I disagree with those who believe libraries have always been “2.0” — it is a new way of thinking about new modes of service — but I don’t think it’s that useful a label to dwell on. (“Omigosh!” says the director. “How can we make our library more two-point-oh?”) I suspect it’s more useful to think in terms of staying up on technology and keeping in touch with what our patrons want.
Perhaps libraries were always “user-centered”, but they have also been paternalistic, even elitist, institutions — not involving the “radical trust” of the users that has come to define Web 2.0 applications. We control the selection; we control the cataloging; we control the programming: control, control, control.
Of course, to give that all up would be chaos; it would contradict fundamental principles of librarianship: that we should select, organize, and make available material for our patrons. Radical trust in cataloging would seem to mean the death of standards, which would do in effective, precise searching.
But there’s no reason we couldn’t have radical trust riding alongside conventional bibliographic control. I’ve already mentioned LibraryThing for Libraries, which allows a library to retain conventional bibliographic control while incorporating user-assigned tags.
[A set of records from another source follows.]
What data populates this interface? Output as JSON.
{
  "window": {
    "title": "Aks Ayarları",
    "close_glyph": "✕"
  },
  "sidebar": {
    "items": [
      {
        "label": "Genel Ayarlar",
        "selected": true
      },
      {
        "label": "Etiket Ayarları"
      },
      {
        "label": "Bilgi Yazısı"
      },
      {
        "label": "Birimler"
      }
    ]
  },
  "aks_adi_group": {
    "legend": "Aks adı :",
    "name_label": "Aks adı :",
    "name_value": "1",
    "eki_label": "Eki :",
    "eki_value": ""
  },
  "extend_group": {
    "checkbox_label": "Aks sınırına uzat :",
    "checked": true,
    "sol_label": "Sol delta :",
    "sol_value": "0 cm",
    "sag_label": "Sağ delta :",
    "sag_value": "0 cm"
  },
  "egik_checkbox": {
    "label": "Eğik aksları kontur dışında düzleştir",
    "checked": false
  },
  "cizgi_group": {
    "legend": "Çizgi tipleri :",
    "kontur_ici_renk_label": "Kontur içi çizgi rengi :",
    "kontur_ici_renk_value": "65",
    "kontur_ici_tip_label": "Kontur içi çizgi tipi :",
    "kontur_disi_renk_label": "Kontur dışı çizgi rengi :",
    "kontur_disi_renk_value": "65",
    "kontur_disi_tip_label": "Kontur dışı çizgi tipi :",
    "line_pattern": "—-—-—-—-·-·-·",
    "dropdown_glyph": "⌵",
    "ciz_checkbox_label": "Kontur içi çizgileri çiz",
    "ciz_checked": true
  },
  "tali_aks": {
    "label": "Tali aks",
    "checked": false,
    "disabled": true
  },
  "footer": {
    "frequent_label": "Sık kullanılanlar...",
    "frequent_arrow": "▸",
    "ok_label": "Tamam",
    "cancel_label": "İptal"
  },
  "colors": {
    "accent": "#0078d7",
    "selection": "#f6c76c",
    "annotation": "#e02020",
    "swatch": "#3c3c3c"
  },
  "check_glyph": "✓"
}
I’m uncertain about what kind of user control we could allow for collection development, programming (events), or computer systems.
The “Web 2.0” model seems to be founded on the ubiquity of programmers. Your average library does not have even a handful of programmers: it is one agency. It cannot afford the quick-changing, eternal-beta service model — especially when it is tax-funded and accountable to a public who wants systems that work. For us to create or invest in a stream of ephemeral software or services is irresponsible, and it flies in the face of librarians’ traditional duty of selection.
I want to be enthusiastic about “Library 2.0”. Maybe I don’t fully get it yet.